The street was still grey and quiet. The rain had lessened to a silver mist.
She paused in the doorway and turned back to him with a strange, distant smile.
“You should open those letters, Mikaela.”
His blood ran cold.
He hadn’t told her his name.
Then, just like that, she disappeared into the fog. The bell chimed softly behind her, and the street was swallowed by silver mist.
The shop was quiet. The faint drip of rain from the roof filled the silence. Mikaela stood there for a long moment, the words echoing in his chest, a thread pulling at something he couldn’t yet name.
Night had fallen completely. The shop was dim now, lit only by the warm glow of a single lamp by the counter.

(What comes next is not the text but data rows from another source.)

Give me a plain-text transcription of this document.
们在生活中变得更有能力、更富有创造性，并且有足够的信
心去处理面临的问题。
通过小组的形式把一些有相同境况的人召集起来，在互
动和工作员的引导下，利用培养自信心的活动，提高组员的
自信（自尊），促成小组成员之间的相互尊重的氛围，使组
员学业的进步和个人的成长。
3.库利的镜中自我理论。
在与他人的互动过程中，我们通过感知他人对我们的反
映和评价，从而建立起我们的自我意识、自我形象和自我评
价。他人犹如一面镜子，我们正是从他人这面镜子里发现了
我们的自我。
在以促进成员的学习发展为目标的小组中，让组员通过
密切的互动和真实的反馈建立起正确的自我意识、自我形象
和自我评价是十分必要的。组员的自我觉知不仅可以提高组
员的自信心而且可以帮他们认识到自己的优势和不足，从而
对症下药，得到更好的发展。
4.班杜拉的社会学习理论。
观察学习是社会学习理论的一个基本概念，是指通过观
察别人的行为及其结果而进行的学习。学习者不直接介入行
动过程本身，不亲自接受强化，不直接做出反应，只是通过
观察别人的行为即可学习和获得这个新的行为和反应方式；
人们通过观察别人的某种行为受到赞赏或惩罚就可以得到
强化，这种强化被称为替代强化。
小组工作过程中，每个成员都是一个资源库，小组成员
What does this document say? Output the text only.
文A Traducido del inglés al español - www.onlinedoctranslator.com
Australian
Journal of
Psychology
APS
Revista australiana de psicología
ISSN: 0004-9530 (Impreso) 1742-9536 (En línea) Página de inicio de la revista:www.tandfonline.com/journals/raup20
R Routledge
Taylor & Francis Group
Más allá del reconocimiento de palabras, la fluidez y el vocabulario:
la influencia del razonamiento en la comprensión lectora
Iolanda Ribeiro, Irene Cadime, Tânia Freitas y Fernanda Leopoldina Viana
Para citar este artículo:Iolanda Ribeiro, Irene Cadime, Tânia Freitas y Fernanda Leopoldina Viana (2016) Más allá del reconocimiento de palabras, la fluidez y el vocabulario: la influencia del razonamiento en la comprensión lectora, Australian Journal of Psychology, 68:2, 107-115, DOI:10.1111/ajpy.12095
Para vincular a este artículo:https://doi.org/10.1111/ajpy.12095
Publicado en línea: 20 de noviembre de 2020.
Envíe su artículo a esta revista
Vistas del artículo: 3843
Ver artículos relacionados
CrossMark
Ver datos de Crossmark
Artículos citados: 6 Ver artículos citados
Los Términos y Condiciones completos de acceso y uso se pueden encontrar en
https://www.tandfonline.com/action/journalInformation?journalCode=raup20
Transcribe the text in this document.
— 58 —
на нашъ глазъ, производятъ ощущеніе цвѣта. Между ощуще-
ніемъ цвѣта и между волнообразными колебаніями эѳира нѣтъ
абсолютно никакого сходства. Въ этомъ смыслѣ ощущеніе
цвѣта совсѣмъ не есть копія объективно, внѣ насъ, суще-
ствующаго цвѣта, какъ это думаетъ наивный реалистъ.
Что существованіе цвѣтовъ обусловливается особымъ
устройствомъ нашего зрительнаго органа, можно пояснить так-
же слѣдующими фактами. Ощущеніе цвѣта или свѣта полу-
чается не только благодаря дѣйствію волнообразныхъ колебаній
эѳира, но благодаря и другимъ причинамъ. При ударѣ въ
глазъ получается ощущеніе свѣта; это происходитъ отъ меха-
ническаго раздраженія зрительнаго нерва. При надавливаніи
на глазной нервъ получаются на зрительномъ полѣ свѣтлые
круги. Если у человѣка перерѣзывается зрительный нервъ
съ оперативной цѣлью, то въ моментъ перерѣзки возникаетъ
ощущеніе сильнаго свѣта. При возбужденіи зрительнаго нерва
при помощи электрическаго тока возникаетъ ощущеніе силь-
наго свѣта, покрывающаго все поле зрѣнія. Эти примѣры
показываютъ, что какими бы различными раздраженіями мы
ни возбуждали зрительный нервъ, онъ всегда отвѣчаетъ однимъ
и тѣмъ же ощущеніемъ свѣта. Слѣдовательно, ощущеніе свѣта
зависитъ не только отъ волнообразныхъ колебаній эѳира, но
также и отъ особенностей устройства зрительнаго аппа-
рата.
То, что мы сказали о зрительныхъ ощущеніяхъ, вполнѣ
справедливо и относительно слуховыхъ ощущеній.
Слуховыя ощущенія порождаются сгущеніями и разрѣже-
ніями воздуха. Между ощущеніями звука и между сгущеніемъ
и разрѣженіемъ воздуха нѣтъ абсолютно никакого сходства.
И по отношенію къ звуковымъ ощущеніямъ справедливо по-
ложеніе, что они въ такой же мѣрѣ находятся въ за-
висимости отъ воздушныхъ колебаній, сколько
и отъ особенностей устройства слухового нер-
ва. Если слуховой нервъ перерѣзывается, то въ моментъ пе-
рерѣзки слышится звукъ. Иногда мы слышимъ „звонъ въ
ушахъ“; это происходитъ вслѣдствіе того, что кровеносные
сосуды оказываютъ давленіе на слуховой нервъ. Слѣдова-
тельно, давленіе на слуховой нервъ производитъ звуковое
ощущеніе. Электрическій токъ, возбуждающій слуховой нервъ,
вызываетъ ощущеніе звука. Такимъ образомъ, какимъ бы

The rain had stopped, leaving the streets outside slick and shining, reflecting the scattered amber lights.
Mikaela changed into his pyjamas, the soft fabric brushing against his skin, and settled into the chair by the window. The letter she had left on the counter lay before him, its edges curling slightly from the damp air. He picked it up, tracing the handwriting with a fingertip, feeling the weight of it in his chest.
His pen hovered over a small slip of paper. How could he respond to words that felt like whispers from a half-remembered dream?
Slowly, deliberately, he wrote:
I don’t remember you,
but I want to.
He folded the note and placed it carefully beneath the mirror by the door, just as he had seen the woman gesture earlier.
Sitting back, he let the quiet of the night seep in around him. The lamp’s light fell in gentle pools on the wooden floor, and the faint scent of rosemary lingered in the air. Somewhere out there—somewhere beyond his room, beyond the edges of sleep and shadow—someone was waiting. And he felt, for the first time that day, the tiniest spark of certainty that he would find them.